January 3, 2009 in Nation/World

Taliban turns to snipers in Afghanistan

Fewer conventional fights, more bombs confront troops
By Nancy A. Youssef McClatchy
 

KANDAHAR, Afghanistan – Taliban fighters increasingly are deploying precision marksmen to fire on U.S. troops at greater distances throughout opium-producing southern Afghanistan, according to the top two commanders for the southern region.

The increased use of marksmen is the latest Taliban shift to asymmetrical warfare and away from confronting U.S. troops in conventional fights, the commanders told McClatchy Newspapers.

Instead of gathering in company-sized units to take on foreign troops, Taliban forces also are resorting increasingly to explosives and bombings, attacks that require fewer people and pose less risk to themselves, the commanders said. Explosives attacks rose by 33 percent last year, as did deaths of coalition troops, according to the International Security Assistance Force, which leads the coalition forces stationed here.

“They are reverting to tactics that tell us they are suffering heavy losses,” said U.S. Brig. Gen. John Nicholson, the deputy commander for the southern regional command. “They are trying to minimize their exposure.”

The expanded use of precision marksmen comes as the fighting shifts from eastern Afghanistan to the south, where the Taliban is trying to protect opium production, which is reputed to be its economic base. The number of coalition troops killed in southern Afghanistan has increased sharply in the past two months.

So far, shooters have made use of long-barrel rifles, not specialized sniper weapons, and Nicholson said there was no indication that Taliban forces had trained snipers. Instead, they take advantage of the rough terrain to shoot at troops safely from afar, he said.

If the Taliban develops a corps of snipers, it would mark a major shift for U.S. troops in southern Afghanistan.

When snipers began appearing in Iraq’s once-restive Anbar province in 2005, U.S. troops had a difficult time protecting themselves from attacks and began wearing more armor.

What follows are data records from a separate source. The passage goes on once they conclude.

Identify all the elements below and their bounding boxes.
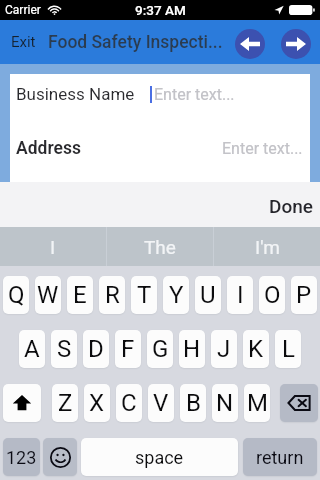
button[interactable]: Done [253, 186, 320, 224]
button[interactable]: Emoji [43, 438, 77, 476]
button[interactable]: X [84, 384, 110, 422]
staticText: H [183, 335, 201, 363]
button[interactable]: R [99, 276, 125, 314]
button[interactable]: N [212, 384, 238, 422]
button[interactable]: P [291, 276, 317, 314]
button[interactable]: Shift [3, 384, 41, 422]
staticText: R [105, 281, 120, 309]
button[interactable]: Address [10, 128, 310, 182]
staticText: I'm [255, 236, 280, 258]
staticText: N [216, 389, 234, 417]
staticText: P [296, 281, 312, 309]
button[interactable]: space [81, 438, 238, 476]
staticText: Food Safety Inspecti... [48, 32, 223, 53]
button[interactable]: D [83, 330, 109, 368]
button[interactable]: A [19, 330, 45, 368]
button[interactable]: V [148, 384, 174, 422]
button[interactable]: S [51, 330, 77, 368]
button[interactable]: Business Name [10, 74, 310, 128]
staticText: W [37, 281, 59, 309]
staticText: J [217, 335, 231, 363]
staticText: 123 [6, 447, 37, 468]
staticText: I [237, 281, 244, 309]
staticText: E [73, 281, 87, 309]
button[interactable]: T [131, 276, 157, 314]
staticText: Enter text... [222, 139, 303, 158]
button[interactable]: Backspace [280, 384, 318, 422]
staticText: 9:37 AM [135, 2, 186, 18]
button[interactable]: W [35, 276, 61, 314]
button[interactable]: return [243, 438, 317, 476]
button[interactable]: Back [235, 29, 265, 59]
button[interactable]: H [179, 330, 205, 368]
button[interactable]: I [0, 227, 106, 266]
button[interactable]: B [180, 384, 206, 422]
button[interactable]: F [115, 330, 141, 368]
staticText: G [152, 335, 169, 363]
staticText: Carrier [5, 3, 41, 17]
staticText: U [200, 281, 216, 309]
staticText: V [153, 389, 169, 417]
staticText: Address [16, 138, 81, 159]
staticText: return [256, 447, 304, 468]
button[interactable]: Z [52, 384, 78, 422]
staticText: Y [169, 281, 184, 309]
staticText: D [88, 335, 104, 363]
staticText: Z [58, 389, 73, 417]
button[interactable]: The [107, 227, 213, 266]
staticText: Q [8, 281, 25, 309]
staticText: F [121, 335, 135, 363]
staticText: M [247, 389, 268, 417]
staticText: The [144, 236, 176, 258]
button[interactable]: U [195, 276, 221, 314]
button[interactable]: 123 [3, 438, 40, 476]
staticText: C [121, 389, 137, 417]
button[interactable]: L [275, 330, 301, 368]
button[interactable]: Forward [281, 29, 311, 59]
staticText: space [135, 447, 184, 468]
staticText: B [186, 389, 201, 417]
button[interactable]: Y [163, 276, 189, 314]
button[interactable]: M [244, 384, 270, 422]
button[interactable]: E [67, 276, 93, 314]
button[interactable]: K [243, 330, 269, 368]
button[interactable]: J [211, 330, 237, 368]
button[interactable]: Exit [0, 27, 42, 57]
staticText: X [89, 389, 105, 417]
staticText: L [282, 335, 295, 363]
button[interactable]: I'm [214, 227, 320, 266]
button[interactable]: I [227, 276, 253, 314]
staticText: A [24, 335, 40, 363]
staticText: I [50, 236, 56, 258]
staticText: Enter text... [154, 85, 235, 104]
staticText: K [248, 335, 264, 363]
staticText: S [57, 335, 72, 363]
button[interactable]: G [147, 330, 173, 368]
staticText: O [264, 281, 281, 309]
staticText: T [137, 281, 152, 309]
button[interactable]: Q [3, 276, 29, 314]
staticText: Business Name [16, 84, 135, 104]
button[interactable]: O [259, 276, 285, 314]
button[interactable]: C [116, 384, 142, 422]
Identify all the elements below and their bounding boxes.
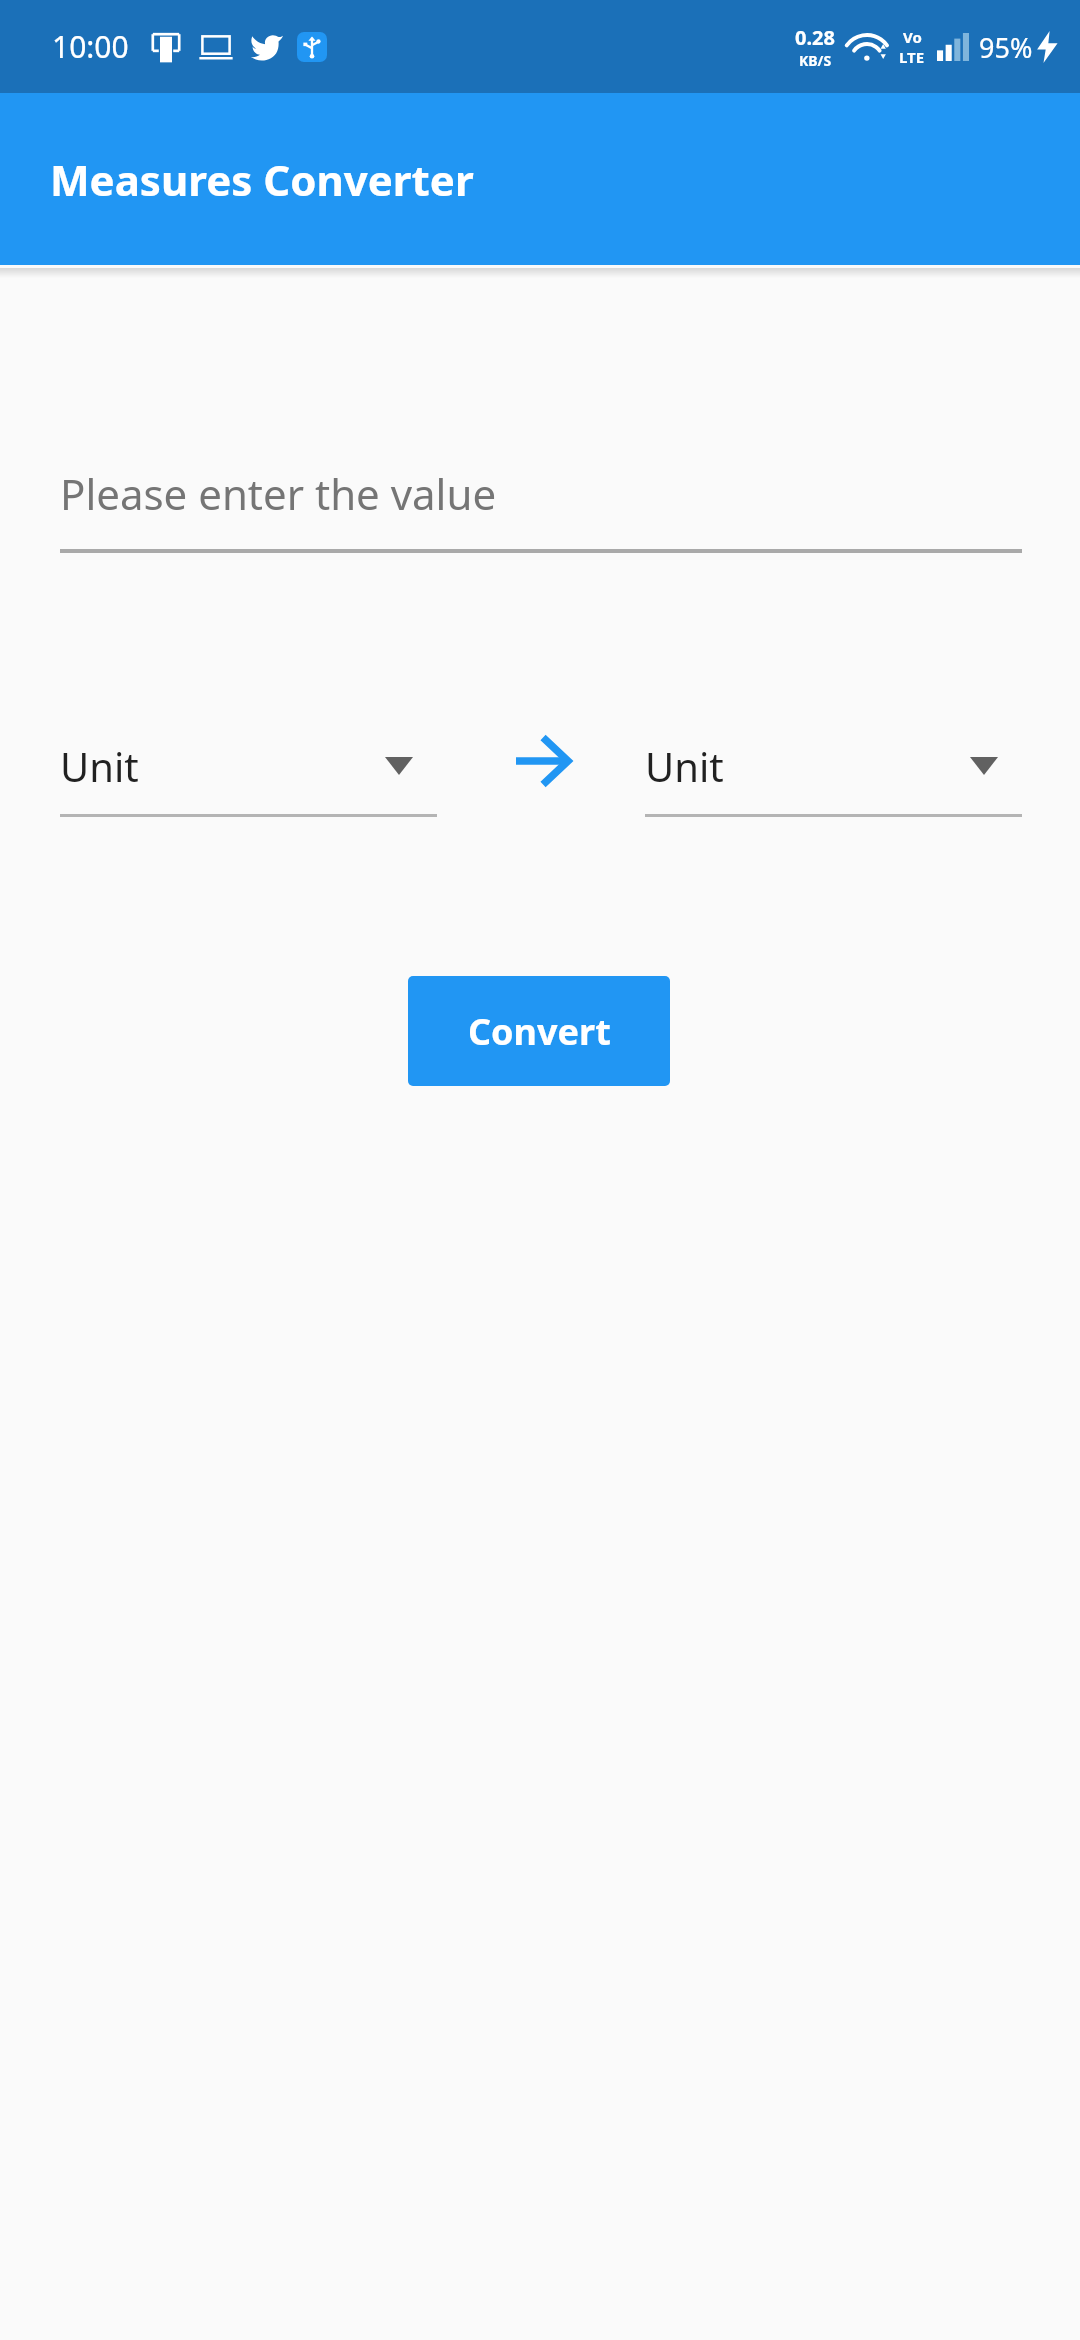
button[interactable]: Unit <box>60 718 437 817</box>
staticText: 95% <box>979 29 1033 66</box>
button[interactable]: Convert direction <box>497 716 587 806</box>
button[interactable]: Unit <box>645 718 1022 817</box>
staticText: Vo <box>903 27 922 47</box>
staticText: Unit <box>60 739 139 793</box>
staticText: Unit <box>645 739 724 793</box>
staticText: Convert <box>468 1007 611 1056</box>
staticText: Please enter the value <box>60 465 497 522</box>
staticText: 0.28 <box>795 24 835 51</box>
staticText: 10:00 <box>52 26 129 67</box>
button[interactable]: Convert <box>408 976 670 1086</box>
staticText: KB/S <box>799 51 832 70</box>
staticText: Measures Converter <box>50 151 474 208</box>
staticText: LTE <box>899 47 925 67</box>
button[interactable]: Please enter the value <box>60 438 1022 548</box>
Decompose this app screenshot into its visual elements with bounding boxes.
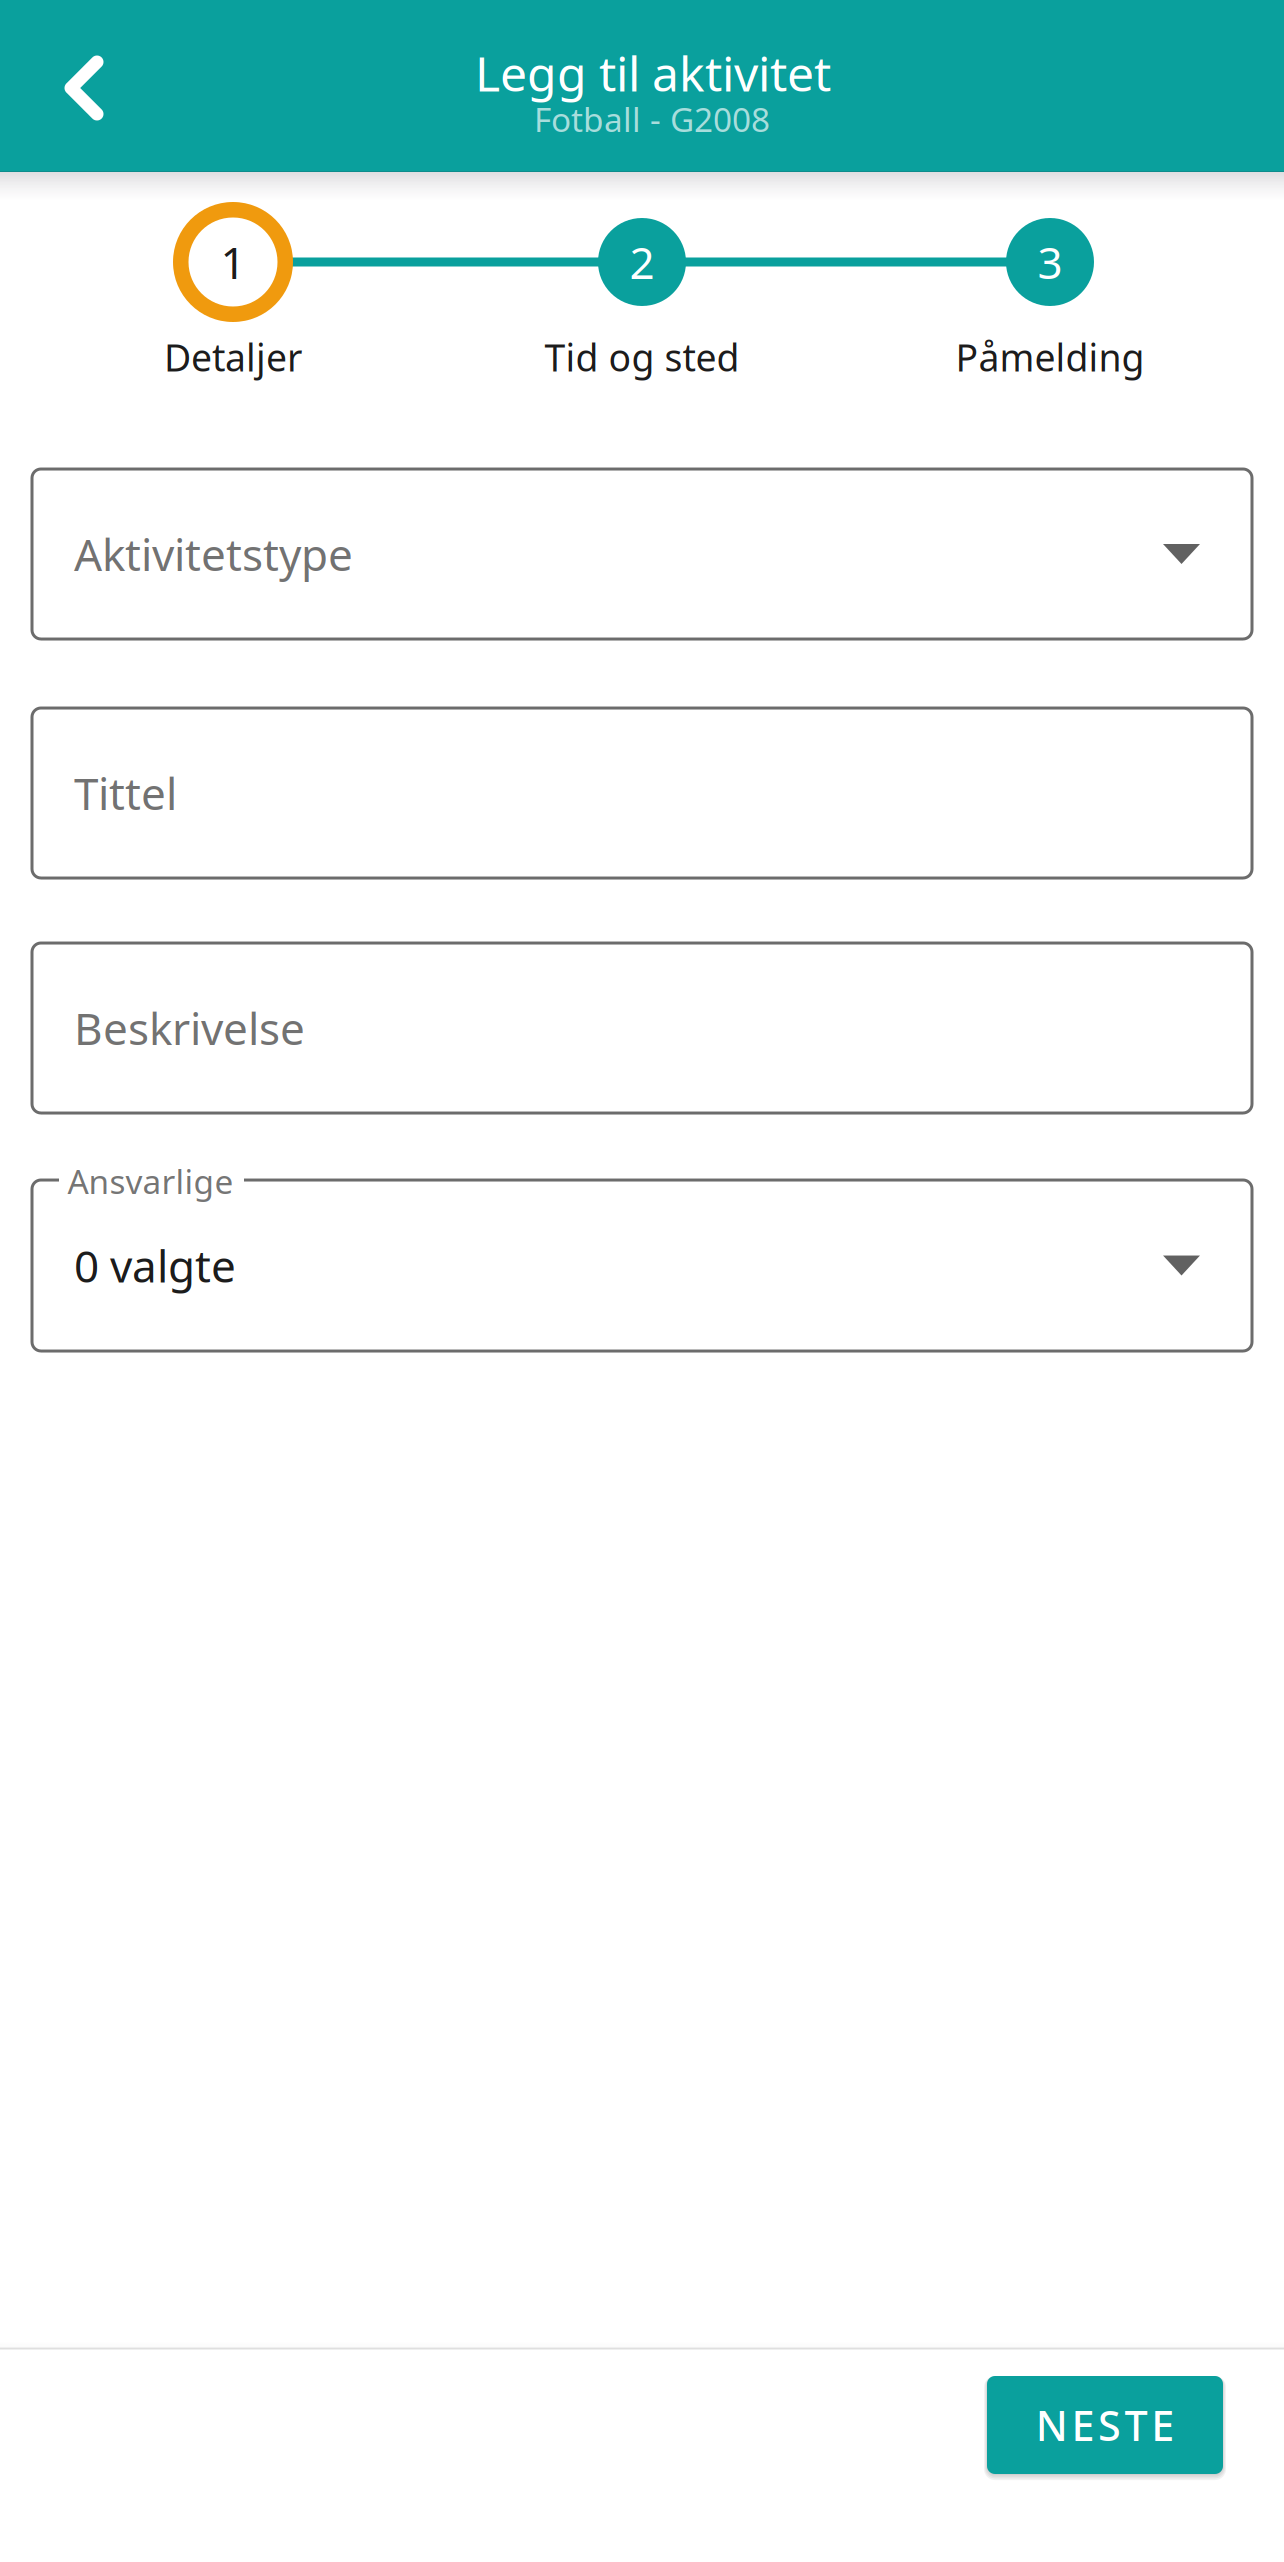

At one point, Iraqi insurgent groups began filming their sniper attacks, and the images of Marines falling to them became a rallying point for the insurgency.

There may be a limit to the effectiveness of snipers in Afghanistan. They tend to be more effective in urban environments, where they can hide more easily, and Helmand province and neighboring Kandahar have a limited number of towns and cities.

Gen. David McKiernan, the top U.S. commander in Afghanistan, has asked for three more brigades for the south, most of which will move into Helmand or Kandahar provinces.

During a visit to Afghanistan last month, Adm. Michael Mullen, the chairman of the Joint Chiefs of Staff, said the Pentagon probably would meet McKiernan’s request with as many as 30,000 troops.